IN today’s centre pages we begin our twopart review of 2013.

Next week, Steven Hugill and I will pick our favourite business stories of the year.

In part one, we look at some of the region’s powerhouse industries to highlight the success stories, as well as the challenges, being faced by businesses in the North-East.

Please give us a call if you think there is anything that we have missed.

OUTRAGEOUS plans to award MPs an 11 per cent pay rise come as a new report shows that the North-East has the highest number of workers who have not improved earnings in the past decade.

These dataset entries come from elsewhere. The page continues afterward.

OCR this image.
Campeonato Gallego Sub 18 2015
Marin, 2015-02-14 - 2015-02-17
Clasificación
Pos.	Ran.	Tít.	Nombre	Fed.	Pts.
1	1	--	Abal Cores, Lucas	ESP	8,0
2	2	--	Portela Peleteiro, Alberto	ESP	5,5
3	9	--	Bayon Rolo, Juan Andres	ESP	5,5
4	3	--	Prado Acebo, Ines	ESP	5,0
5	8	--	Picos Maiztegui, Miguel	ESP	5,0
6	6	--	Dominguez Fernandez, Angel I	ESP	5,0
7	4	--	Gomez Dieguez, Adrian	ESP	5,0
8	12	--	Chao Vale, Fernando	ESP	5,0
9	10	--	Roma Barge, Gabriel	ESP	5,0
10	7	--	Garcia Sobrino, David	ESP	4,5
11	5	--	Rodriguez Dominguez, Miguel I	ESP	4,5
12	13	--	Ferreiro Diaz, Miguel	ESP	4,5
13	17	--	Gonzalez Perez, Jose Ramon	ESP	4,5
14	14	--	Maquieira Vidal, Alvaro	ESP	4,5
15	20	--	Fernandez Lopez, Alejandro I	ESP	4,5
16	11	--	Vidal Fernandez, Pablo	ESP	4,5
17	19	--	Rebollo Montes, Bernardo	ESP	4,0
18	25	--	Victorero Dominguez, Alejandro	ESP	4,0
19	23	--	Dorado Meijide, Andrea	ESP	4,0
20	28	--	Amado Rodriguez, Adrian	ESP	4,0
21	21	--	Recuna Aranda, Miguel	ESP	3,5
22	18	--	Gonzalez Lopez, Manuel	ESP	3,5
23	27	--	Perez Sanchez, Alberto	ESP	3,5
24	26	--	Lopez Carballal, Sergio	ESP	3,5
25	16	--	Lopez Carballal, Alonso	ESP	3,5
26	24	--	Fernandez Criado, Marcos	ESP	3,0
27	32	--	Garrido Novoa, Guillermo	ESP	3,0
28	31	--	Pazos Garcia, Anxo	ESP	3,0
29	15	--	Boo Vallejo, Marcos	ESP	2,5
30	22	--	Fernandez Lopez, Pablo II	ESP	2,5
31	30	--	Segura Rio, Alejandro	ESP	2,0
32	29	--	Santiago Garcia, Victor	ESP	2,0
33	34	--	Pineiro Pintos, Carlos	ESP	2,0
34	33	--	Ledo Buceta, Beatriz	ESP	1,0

Parliamentary watchdog Ipsa is set to recommend a rise of £7,600 – to £74,000, to be introduced after the 2015 election.

Many MPs have spoken against the rise at a time when people across the country are facing a cost of living crisis.

A report from think-tank Resolution Foundation says nearly three out of four North-East workers are stuck on low pay.

The survey said of the 4.7 million workers who were low paid in 2002, more than a quarter did not see an improvement at any point over the next ten years.

A further 46 per cent drifted in and out of low pay, with fewer than one in five workers moving up the earnings ladder.

According to the figures, women were more likely to be stuck on low pay, with manual labourers and administration workers the top occupations for persistent low wages.

Pay growth is not expected to return to the historic norm of about two per cent for at least a couple of years, according to the Office for Budget Responsibility.

Theses figures highlight a broader problem that a low wage economy is hampering economic growth.

It is great to see an increasing number of people in work, but the fact that many of the jobs being created are poorly paid, part-time positions means that workers don’t have the spending power to give the economy a proper kick-start.

ON a more festive note, an annual cash windfall lies ahead for songwriters Noddy Holder and Jim Lea, who will earn an estimated £800,000 this year alone for penning Slade’s festive hit, Merry Xmas Everybody.

The Performing Rights Society believes it is the most heard record in the world because royalties come in from more countries than for any other song. The estimate is that it’s been heard by 42 per cent of the planet, more than three billion people.

The track is top of the Christmas royalty earners, with The Pogues in second place, due to earn £520,000 from Fairytale Of New York, and Mariah Carey’s All I Want For Christmas Is You in third, which will make about £455,000 in 2013.

Others in the top ten include: 4, Wham – Last Christmas, £301,622; 5, Cliff Richard – Mistletoe and Wine, £98,408; 6, Band Aid – Do they Know It’s Christmas, £78,030. 7, Shakin’ Stevens – Merry Christmas Everyone, £53,834.